The late 1800s and early 1900s saw the area endure an outbreak of Phylloxera – the root eating insects, the prohibition era, and then the Great Depression, so winemaking in the region was significantly stunted. Andre Tchelistcheff brought in new wine processes to the Beaulieu Vineyard and the area in 1938, and those techniques moved the winemaking industry into a new era in Napa. Brother Timothy and the Christian Brothers moved from producing sacramental wines, into full commercial production and helped drive California’s burgeoning wine industry after the end of World War Two. The next significant step in the growth of the area came when Robert Mondavi separated from the Krug family estate and launched in Oakville, the first of the large scale production California wineries in the area since prohibition.

It was the Judgment of Paris wine competition of 1976 that really established California, specifically, Napa Valley wines, when The 1973 Chateau Montelena Chardonnay and the 1973 Stag’s Leap Cabernet Sauvignon took the top prizes in white and red wine respectively, as well as 14 of the 20 prizes, topping the once dominant French wines. And with that, the California wine industry took off significantly and it has maintained its standing as a preeminent wine producing region ever since.

While grapes are grown throughout Napa County, it is Napa Valley that is the area of greatest concentration of vineyards and is designated as an American Viticulture Area (AVA). This valley runs along the western edge of Napa County, along the Sonoma County eastern border, with the two separated by the Mayacamas Mountain Range. Napa Valley is bordered on the eastern and northern sides by the Vaca Mountain Range. The valley’s Mediterranean climate and soil make-up are ideal for growing grapes, with various microclimates and soil conditions within the valley favoring certain varietals. The southern end of the valley sits at sea level on the bay, is more opened and exposed to the bay breezes, and so offers a cooler climate, along with sediments deposited by the bay over eons. The northern end of the valley rises toward the foot of Mount St. Helena, ending at the town of Calistoga which has soil containing ash and lava from the area’s volcanic history, and the enclosure of the mountain ridge keeps the warm air locked in at the north end. The western mountain ridge tends to get more precipitation than that of the eastern ridge, and so the east side of the valley provides a more arid setting.
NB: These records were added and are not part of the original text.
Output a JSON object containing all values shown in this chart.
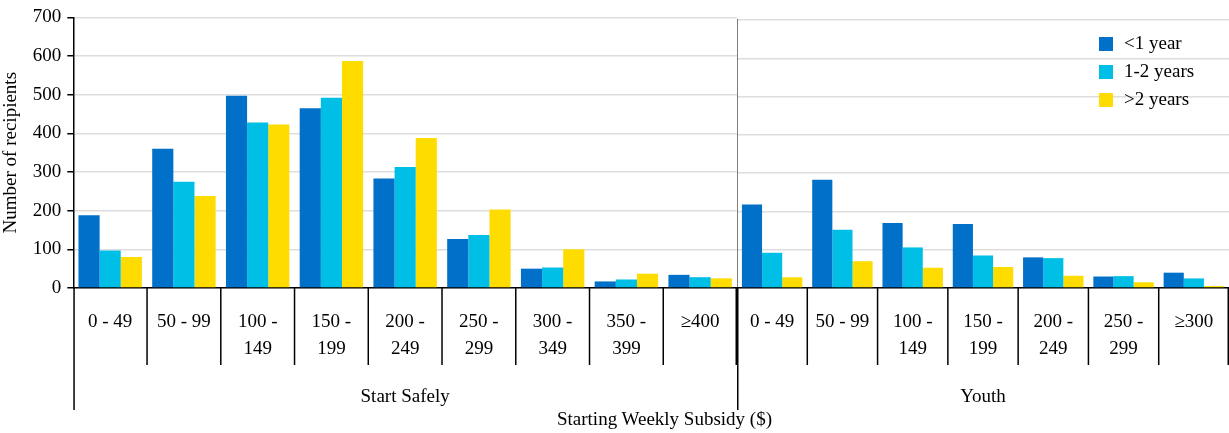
{
  "chart_data": [
    {
      "type": "bar",
      "xlabel": "Start Safely",
      "ylabel": "Number of recipients",
      "categories": [
        "0 - 49",
        "50 - 99",
        "100 - 149",
        "150 - 199",
        "200 - 249",
        "250 - 299",
        "300 - 349",
        "350 - 399",
        "≥400"
      ],
      "series": [
        {
          "color": "#0070c8",
          "values": [
            188,
            360,
            497,
            465,
            283,
            127,
            50,
            17,
            34
          ]
        },
        {
          "color": "#00bfe6",
          "values": [
            97,
            275,
            428,
            492,
            313,
            137,
            53,
            22,
            28
          ]
        },
        {
          "color": "#ffdc00",
          "values": [
            80,
            238,
            423,
            587,
            388,
            203,
            100,
            37,
            25
          ]
        }
      ],
      "annotations": [
        "Starting Weekly Subsidy ($)"
      ],
      "ylim": [
        0,
        700
      ],
      "yticks": [
        0,
        100,
        200,
        300,
        400,
        500,
        600,
        700
      ],
      "grid": "y"
    },
    {
      "type": "bar",
      "xlabel": "Youth",
      "categories": [
        "0 - 49",
        "50 - 99",
        "100 - 149",
        "150 - 199",
        "200 - 249",
        "250 - 299",
        "≥300"
      ],
      "series": [
        {
          "name": "<1 year",
          "color": "#0070c8",
          "values": [
            218,
            283,
            170,
            167,
            80,
            30,
            40
          ]
        },
        {
          "name": "1-2 years",
          "color": "#00bfe6",
          "values": [
            92,
            152,
            106,
            85,
            78,
            31,
            25
          ]
        },
        {
          "name": ">2 years",
          "color": "#ffdc00",
          "values": [
            28,
            70,
            53,
            55,
            32,
            15,
            5
          ]
        }
      ],
      "ylim": [
        0,
        700
      ],
      "yticks": [
        0,
        100,
        200,
        300,
        400,
        500,
        600,
        700
      ],
      "grid": "y",
      "tick_labels": "x",
      "legend": "top right"
    }
  ]
}
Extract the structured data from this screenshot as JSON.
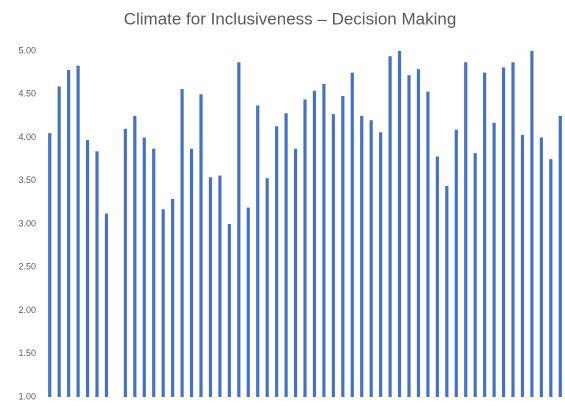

Accordingly, the different varietals favoring the particular conditions will be planted in the towns which suit them best, from south to the north: Napa, Yountville, Oakville, Rutherford, Saint Helena, and Calistoga.

When the tourists started coming into the Wine Country in large numbers, they were in Sonoma Valley in far greater numbers than they were in Napa Valley, in no small part because Sonoma is closer to San Francisco – just 45 miles beyond the Golden Gate Bridge, compared to Napa being a minimum of 60 miles out. Sonoma also presented itself as being more accessible not only in proximity, but by being more accommodating to the public with many more tasting rooms, with free tasting flights or at a much lower price, as well as projecting a more inviting, less formal atmosphere. But Napa Valley became a household name after the Judgment of Paris gave it the grounds to launch a successful promotional campaign that soon overshadowed all other “neighborhoods” in the American wine business, and now the word “Napa” is synonymous with “wine” in many people’s minds. Some of the most famous names in American wine have their home addresses in the towns along the Napa Valley Highway 29 corridor. There are 340 wineries there, with 4.7 million visitors per year, making Napa Valley the second largest tourist attraction in the state of California behind Disneyland.